The findings underscore the importance of continuous data reanalysis in clinical settings to enhance diagnostic accuracy. The clinician’s role was pivotal, according to the researchers, as their comprehensive approach to bioinformatics, variant annotation, and genotype-phenotype correlation significantly contributed to the improved diagnostic yield. The study advocates for the integration of mitochondrial and mobile element insertion assessments in routine ES analysis and the avoidance of restrictive variant calling intervals to capture pathogenic variants effectively.
The success of this clinician-led reanalysis supports the broader application of similar methodologies in other cohorts, potentially improving diagnostic outcomes for a range of genetic disorders. Regular updates to gene sets and bioinformatic pipelines, combined with a thorough clinical evaluation, are crucial for maximizing the utility of genetic testing in IRDs.

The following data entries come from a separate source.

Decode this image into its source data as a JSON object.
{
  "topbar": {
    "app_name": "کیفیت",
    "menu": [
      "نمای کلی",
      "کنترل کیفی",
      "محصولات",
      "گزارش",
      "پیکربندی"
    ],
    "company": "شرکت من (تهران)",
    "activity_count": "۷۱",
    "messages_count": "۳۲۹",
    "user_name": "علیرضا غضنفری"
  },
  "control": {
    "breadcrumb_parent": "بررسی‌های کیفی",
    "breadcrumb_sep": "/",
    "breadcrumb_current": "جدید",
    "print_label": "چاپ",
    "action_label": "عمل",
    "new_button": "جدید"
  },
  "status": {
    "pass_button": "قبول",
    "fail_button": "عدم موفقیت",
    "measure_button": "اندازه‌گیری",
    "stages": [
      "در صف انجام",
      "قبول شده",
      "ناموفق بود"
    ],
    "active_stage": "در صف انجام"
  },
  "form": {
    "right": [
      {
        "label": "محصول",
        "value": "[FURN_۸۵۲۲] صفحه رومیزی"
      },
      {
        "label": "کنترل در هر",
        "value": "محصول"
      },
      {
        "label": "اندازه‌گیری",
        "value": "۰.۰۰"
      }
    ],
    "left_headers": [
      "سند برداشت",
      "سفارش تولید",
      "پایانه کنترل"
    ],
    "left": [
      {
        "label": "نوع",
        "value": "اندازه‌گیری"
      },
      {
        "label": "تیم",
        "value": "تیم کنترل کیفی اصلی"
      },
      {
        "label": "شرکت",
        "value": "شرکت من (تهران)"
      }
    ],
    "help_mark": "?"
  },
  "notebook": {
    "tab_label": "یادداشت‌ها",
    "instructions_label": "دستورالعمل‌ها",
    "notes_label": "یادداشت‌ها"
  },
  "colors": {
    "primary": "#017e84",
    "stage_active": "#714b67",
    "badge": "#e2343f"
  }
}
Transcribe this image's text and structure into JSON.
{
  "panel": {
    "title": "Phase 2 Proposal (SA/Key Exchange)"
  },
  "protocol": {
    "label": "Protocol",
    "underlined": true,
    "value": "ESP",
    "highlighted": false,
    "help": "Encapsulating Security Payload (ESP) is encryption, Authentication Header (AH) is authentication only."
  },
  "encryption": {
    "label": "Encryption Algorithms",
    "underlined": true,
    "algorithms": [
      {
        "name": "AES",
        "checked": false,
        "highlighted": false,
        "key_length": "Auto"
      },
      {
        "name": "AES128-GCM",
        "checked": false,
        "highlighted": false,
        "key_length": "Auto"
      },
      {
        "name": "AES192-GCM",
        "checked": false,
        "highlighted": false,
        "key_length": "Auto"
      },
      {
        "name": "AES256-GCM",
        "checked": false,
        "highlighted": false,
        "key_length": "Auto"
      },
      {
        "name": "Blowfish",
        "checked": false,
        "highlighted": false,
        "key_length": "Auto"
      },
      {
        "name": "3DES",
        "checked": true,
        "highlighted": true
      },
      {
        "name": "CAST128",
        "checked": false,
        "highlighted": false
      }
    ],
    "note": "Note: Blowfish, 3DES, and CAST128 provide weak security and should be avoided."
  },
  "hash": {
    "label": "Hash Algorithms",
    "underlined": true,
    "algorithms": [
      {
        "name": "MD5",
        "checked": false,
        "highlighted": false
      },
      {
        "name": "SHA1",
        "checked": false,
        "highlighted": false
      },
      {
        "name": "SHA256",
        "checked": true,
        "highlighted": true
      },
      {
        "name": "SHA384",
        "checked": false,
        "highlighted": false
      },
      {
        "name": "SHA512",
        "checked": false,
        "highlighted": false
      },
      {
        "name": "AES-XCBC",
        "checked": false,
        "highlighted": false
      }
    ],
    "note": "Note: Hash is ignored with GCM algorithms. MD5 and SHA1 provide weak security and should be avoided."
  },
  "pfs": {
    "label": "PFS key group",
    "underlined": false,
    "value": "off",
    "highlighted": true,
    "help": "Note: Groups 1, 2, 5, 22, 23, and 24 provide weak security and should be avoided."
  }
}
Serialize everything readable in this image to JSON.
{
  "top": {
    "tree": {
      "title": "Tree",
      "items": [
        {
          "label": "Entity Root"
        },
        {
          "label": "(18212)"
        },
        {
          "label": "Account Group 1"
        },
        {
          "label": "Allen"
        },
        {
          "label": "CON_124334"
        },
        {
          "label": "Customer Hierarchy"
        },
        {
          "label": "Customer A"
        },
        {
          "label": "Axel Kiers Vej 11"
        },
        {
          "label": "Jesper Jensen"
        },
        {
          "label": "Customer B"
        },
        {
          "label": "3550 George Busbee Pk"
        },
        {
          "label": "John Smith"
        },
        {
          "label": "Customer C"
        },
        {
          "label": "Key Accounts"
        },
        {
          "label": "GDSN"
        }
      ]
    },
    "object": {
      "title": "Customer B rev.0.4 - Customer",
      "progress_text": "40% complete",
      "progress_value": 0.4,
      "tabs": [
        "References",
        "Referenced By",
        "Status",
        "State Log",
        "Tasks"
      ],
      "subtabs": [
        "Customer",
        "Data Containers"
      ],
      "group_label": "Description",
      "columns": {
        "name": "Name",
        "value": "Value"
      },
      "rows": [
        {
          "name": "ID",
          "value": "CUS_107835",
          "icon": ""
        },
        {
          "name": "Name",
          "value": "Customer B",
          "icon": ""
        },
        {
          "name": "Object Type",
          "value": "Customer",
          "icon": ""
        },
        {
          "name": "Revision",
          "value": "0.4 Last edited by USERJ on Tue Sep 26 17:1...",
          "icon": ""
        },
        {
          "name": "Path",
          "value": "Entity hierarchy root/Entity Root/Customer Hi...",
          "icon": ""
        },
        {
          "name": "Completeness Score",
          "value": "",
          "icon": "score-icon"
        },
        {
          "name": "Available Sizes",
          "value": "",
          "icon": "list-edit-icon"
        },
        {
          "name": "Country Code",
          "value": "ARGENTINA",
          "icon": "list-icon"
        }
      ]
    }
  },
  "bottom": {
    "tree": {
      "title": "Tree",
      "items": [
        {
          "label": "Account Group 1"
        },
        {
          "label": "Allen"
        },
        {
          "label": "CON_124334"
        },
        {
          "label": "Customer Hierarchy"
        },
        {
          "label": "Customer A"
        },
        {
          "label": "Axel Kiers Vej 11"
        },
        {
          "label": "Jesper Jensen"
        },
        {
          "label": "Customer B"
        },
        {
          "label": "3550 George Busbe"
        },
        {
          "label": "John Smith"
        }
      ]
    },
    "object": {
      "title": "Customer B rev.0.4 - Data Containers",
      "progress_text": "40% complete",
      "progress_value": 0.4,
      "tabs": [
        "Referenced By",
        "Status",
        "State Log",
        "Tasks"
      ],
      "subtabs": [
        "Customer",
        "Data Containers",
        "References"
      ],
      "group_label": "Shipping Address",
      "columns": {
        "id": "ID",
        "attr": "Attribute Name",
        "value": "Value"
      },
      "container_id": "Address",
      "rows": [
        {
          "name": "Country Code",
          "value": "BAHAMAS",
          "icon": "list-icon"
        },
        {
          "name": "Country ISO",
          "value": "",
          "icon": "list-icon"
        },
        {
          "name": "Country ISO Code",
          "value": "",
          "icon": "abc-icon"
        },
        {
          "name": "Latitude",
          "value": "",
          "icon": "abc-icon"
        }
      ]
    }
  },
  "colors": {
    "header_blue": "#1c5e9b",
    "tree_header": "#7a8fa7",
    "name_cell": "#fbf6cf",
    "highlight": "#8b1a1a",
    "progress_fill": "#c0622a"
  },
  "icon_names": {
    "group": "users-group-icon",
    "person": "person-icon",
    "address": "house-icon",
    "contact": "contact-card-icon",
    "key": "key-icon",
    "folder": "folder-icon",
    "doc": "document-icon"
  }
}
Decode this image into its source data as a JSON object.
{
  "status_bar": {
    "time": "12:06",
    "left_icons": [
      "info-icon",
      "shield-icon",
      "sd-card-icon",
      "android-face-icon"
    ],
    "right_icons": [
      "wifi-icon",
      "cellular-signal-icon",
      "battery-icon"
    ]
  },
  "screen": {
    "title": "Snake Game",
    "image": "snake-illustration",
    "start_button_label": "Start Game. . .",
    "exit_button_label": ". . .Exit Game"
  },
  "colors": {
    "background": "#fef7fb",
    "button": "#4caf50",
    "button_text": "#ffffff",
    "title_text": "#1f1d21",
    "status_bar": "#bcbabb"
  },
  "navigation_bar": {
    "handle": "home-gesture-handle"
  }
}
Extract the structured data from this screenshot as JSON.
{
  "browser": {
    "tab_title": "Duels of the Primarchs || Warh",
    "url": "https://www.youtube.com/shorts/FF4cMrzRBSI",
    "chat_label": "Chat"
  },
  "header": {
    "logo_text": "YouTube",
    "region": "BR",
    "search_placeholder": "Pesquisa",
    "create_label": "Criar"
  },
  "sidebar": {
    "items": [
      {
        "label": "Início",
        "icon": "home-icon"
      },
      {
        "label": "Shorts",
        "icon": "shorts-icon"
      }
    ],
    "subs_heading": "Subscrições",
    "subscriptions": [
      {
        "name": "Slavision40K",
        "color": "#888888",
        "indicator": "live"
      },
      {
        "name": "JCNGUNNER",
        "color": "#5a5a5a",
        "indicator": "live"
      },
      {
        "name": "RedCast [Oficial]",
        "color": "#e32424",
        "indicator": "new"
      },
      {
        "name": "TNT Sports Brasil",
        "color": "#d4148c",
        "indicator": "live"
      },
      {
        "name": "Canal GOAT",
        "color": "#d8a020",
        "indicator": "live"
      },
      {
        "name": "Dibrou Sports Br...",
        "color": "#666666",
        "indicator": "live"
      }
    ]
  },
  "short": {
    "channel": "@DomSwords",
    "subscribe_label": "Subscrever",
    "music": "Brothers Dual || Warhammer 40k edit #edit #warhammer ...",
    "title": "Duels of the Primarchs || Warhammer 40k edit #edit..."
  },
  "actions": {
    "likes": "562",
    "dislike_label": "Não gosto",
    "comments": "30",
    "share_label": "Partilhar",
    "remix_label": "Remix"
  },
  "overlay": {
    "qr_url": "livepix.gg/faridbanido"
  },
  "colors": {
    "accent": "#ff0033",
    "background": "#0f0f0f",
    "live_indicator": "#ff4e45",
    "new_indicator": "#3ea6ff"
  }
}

“This comprehensive analysis included clinical data reevaluation, detection of structural variants, Sanger sequencing of low-complexity repetitive regions, and functional minigene splicing assays, the study authors concluded. “They all contributed to the increased diagnostic yield.”
“Therefore, before moving toward [genome sequencing], clinician-centered ES reanalysis with additional sequencing in the context of focused approach on phenotypically specified gene might be helpful to uncover hidden variants.”